The Committee of Seventy’s Election Program dates back to our founding and is a vital part of Philadelphia’s effort to have clean and well-run elections. The central goals of the modern program are to inform voters, engage communities in elections and improve the election systeem:
- Inform voters: Seventy has worked since its founding to educate voters so they can protect their franchise and cast informed votes. This continues to be a prominent goal of our biannual Election Program, with nonpartisan information provided through Seventy’s toll-free 1-855-SEVENTY hotline, online resources and quick-reference materials.
- Empower communities: A healthy political system is dependent on an engaged electorate that balances day-to-day routines with steady attention on elected officials. Seventy supports neighborhood groups in activating local residents, advising them of critical voting procedures and candidate information. Community leaders are also urged to broadcast a Voter Bill of Rights and Responsibilities to their neighbors.
- Improve elections: Seventy advocates for the modernization of elections by collecting data on election performance, as available from its toll-free hotline, high school Election Ambassadors and voter experience surveys. Data is used to inform the understanding of what happens on Election Day and is shared with election officials and other advocacy organizations.
Online Voter Information
For more than a century, Seventy has provided comprehensive and nonpartisan information for Philadelpha voters regarding candidates, offices up for election, ballot questions and voting procedures. Candidate bios, pictures and contact information are available online in the elections and voting section of our website. Seventy is also working with Crowdpac in 2016 to provide information on candidates a tool for voters to build and share their ballot before going to the polls.
Elections and Voting Hotline
Hotline volunteers work in Seventy's office on Election Day, answering calls to the 1-855-SEVENTY hotline from voters, poll workers and others. Volunteers are available to help locate polling places, check voter registration and offer basic assistance with Election Day procedures. Reports of election law infractions or other serious issues are directed to the County Board of Elections and the District Attorney’s Office.
Voters with questions about the voting process in can also contact the Lawyers' Committee for Civil Rights at 1-866-OUR-VOTE, a nationwide voter assitance hotline. Voters needing assistance in Spanish can contact the National Association of Latino Elected Officials at 1-888-VE-Y-VOTA. And for Asian language support, call APIAVote and Asian American Advancing Justice at 1-888-API-VOTE.
For questions about Seventy's Election Day call center, please contact Patrick Christmas at firstname.lastname@example.org.

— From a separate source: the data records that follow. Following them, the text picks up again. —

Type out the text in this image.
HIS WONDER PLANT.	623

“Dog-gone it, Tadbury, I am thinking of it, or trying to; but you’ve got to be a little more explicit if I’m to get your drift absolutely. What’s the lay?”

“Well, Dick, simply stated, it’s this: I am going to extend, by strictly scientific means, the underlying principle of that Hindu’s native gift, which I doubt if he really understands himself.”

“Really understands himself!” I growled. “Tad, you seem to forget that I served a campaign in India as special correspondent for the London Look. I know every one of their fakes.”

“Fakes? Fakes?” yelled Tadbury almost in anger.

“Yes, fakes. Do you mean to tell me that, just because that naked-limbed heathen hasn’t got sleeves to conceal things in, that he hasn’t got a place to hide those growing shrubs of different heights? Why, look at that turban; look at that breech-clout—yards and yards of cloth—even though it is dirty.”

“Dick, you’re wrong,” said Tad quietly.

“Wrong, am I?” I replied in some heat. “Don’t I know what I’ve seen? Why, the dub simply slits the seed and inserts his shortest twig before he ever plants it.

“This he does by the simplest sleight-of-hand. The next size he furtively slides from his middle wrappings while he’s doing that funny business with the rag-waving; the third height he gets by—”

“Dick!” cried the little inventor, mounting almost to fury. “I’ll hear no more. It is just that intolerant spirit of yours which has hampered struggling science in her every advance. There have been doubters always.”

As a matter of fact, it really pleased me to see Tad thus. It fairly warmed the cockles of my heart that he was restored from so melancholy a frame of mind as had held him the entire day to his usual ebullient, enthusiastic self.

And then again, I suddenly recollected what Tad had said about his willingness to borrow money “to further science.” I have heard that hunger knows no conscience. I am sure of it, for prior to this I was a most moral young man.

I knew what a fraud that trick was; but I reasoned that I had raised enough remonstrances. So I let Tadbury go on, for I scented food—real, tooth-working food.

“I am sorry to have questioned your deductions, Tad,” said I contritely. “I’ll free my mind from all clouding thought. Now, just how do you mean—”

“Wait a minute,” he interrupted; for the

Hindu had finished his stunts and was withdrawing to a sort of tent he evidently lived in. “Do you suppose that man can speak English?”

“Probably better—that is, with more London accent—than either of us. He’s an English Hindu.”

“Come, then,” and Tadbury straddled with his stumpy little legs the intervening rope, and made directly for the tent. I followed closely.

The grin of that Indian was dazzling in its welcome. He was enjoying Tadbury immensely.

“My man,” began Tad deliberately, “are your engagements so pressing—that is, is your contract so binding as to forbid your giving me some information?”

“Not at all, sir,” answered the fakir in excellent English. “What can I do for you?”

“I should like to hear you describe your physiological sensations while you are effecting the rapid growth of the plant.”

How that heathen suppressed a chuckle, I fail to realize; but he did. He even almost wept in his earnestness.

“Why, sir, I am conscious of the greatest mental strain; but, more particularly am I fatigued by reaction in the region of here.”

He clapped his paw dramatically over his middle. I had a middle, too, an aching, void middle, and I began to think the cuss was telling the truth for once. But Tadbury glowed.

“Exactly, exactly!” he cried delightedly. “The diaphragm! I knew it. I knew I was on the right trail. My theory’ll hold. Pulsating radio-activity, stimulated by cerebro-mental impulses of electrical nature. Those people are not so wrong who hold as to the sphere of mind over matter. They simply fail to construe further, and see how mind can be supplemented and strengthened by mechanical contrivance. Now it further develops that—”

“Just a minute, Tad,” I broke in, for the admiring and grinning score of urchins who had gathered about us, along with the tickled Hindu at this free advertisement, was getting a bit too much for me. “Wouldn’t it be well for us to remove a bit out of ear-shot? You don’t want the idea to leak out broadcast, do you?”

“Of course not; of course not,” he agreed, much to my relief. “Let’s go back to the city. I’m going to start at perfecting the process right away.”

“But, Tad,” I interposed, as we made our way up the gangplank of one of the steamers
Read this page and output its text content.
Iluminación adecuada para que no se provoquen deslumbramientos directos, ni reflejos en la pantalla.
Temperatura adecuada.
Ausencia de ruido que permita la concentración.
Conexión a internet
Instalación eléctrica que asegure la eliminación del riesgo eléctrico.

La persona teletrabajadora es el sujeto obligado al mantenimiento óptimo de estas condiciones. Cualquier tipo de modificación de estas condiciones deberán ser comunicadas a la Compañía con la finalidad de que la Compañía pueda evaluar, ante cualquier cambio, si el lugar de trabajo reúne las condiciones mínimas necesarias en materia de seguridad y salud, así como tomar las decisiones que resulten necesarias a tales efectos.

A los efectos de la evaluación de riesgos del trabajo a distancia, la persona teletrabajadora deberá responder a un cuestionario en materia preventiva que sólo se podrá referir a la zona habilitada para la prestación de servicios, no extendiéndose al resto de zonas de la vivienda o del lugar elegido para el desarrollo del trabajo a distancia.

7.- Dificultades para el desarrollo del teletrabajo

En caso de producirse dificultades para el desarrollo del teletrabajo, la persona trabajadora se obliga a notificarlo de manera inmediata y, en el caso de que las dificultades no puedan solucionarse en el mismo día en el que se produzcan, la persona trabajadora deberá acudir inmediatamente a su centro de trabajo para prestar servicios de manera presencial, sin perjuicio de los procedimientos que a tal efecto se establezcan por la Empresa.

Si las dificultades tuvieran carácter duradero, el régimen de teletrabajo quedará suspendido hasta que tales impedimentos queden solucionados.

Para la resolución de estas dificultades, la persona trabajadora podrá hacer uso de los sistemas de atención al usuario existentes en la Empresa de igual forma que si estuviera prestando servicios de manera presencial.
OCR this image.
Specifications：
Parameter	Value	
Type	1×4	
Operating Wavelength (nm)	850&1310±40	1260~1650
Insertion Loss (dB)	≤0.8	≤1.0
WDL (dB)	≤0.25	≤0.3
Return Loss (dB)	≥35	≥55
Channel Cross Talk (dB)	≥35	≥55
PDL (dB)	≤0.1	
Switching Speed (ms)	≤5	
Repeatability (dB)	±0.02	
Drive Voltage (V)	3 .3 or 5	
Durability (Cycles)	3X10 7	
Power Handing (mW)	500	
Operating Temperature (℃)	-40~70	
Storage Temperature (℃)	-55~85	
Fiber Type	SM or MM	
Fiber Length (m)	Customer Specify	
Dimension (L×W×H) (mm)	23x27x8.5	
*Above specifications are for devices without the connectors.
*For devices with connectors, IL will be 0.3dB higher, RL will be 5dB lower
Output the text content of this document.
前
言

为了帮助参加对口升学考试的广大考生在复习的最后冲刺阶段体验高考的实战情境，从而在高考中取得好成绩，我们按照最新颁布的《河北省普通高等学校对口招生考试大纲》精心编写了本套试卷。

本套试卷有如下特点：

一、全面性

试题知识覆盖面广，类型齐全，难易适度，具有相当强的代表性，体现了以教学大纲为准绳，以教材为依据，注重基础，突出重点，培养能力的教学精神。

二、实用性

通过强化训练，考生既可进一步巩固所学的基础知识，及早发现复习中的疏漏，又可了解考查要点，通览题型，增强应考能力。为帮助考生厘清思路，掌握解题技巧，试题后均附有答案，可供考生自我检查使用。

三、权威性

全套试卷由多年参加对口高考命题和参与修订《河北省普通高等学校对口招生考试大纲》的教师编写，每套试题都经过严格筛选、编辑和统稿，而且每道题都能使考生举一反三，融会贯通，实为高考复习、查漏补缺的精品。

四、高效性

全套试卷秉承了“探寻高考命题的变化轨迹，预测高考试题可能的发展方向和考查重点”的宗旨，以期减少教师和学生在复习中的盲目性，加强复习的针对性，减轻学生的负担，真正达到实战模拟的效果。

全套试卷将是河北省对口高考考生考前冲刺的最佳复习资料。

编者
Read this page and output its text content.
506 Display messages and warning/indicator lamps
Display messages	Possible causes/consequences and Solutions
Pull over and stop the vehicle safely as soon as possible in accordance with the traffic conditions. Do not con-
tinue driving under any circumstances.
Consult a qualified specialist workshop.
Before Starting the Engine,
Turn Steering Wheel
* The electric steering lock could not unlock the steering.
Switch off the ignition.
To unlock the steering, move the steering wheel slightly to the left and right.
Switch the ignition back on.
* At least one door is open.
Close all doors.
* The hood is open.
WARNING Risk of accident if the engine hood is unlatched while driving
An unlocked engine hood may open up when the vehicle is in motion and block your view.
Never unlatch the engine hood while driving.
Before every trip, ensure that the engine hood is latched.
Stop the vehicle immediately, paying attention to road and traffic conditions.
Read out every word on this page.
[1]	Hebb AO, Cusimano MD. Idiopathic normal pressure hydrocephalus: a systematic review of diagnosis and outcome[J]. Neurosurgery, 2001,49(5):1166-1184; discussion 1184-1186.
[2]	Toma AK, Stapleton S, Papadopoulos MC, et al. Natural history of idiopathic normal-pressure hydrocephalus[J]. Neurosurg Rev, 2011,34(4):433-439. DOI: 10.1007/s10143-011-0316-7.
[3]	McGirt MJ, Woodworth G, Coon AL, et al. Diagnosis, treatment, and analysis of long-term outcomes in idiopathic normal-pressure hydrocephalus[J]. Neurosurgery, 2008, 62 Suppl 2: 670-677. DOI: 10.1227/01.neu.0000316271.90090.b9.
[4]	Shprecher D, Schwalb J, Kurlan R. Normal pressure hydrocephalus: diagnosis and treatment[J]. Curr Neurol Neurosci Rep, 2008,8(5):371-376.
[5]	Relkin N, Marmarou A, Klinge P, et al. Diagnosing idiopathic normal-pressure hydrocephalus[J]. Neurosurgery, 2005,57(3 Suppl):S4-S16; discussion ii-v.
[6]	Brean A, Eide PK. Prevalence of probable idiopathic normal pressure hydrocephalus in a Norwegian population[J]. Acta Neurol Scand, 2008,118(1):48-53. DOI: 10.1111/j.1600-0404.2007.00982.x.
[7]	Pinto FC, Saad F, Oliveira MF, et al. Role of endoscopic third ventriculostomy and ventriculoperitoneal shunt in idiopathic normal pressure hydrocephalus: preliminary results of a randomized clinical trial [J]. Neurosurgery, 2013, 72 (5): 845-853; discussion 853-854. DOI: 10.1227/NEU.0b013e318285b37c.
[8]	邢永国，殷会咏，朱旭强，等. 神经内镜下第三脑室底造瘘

Election Data and Performance
The City Commissioners Office has made significant progress in recent years providing more and easier accessible election data. Election results and historical voter registration numbers are available online; a report on registration and turnout is also release annually; the office was also one of the first to provide open data sets. What happens on Election Day, however, is still dominated by anecdote.
To shed light on Election Day issues and voters' experiences at the polls, Seventy gathers data through its 855-SEVENTY hotline and via online survey. Results are shared with election officials and other advocacy organizations to inform discussion about needed improvements in elections.
Our online survey administered first during the November 2015 municipal election recieved more than 650 responses from Philadelphia residents. Most voters reported a smooth experience, but some issues at polling places were reported. The final question revealed one in five respondents do not believe the "election process in Philadelphia produces fair outcomes." Although only rough generalizations can be drawn due to the survey's nonrandom sample, this is a disturbing result.
Nonpartisan Polling Place Observation
Seventy offers training in voting procedures and Election Day rules for individuals interested in observing polling places and helping voters in their neighborhood. Trained volunteers will be capable of answering basic questions about the voting process and, if necessary, directing voters, canvassers or others to the proper authority for further assistance. All nonpartisan poll observation trainings are open to the public.
Please contact Patrick Christmas at email@example.com to schedule a group training.
NOTE: State law prohibits nonpartisan volunteers from entering polling places on Election Day. Individuals who wish to monitor the polls directly should seek a Poll Watching Certificate, issued for general elections by the County Board of Elections at the request of candidates or political parties. Certificates for primary elections may only be requested by candidates.
Committee of Seventy staff and volunteers do not have the authority to investigate and prosecute election law violations. Suspected voter fraud, illegal electioneering or other serious election-related infractions should be reported immeadiately to the Philadelphia District Attorney's Office.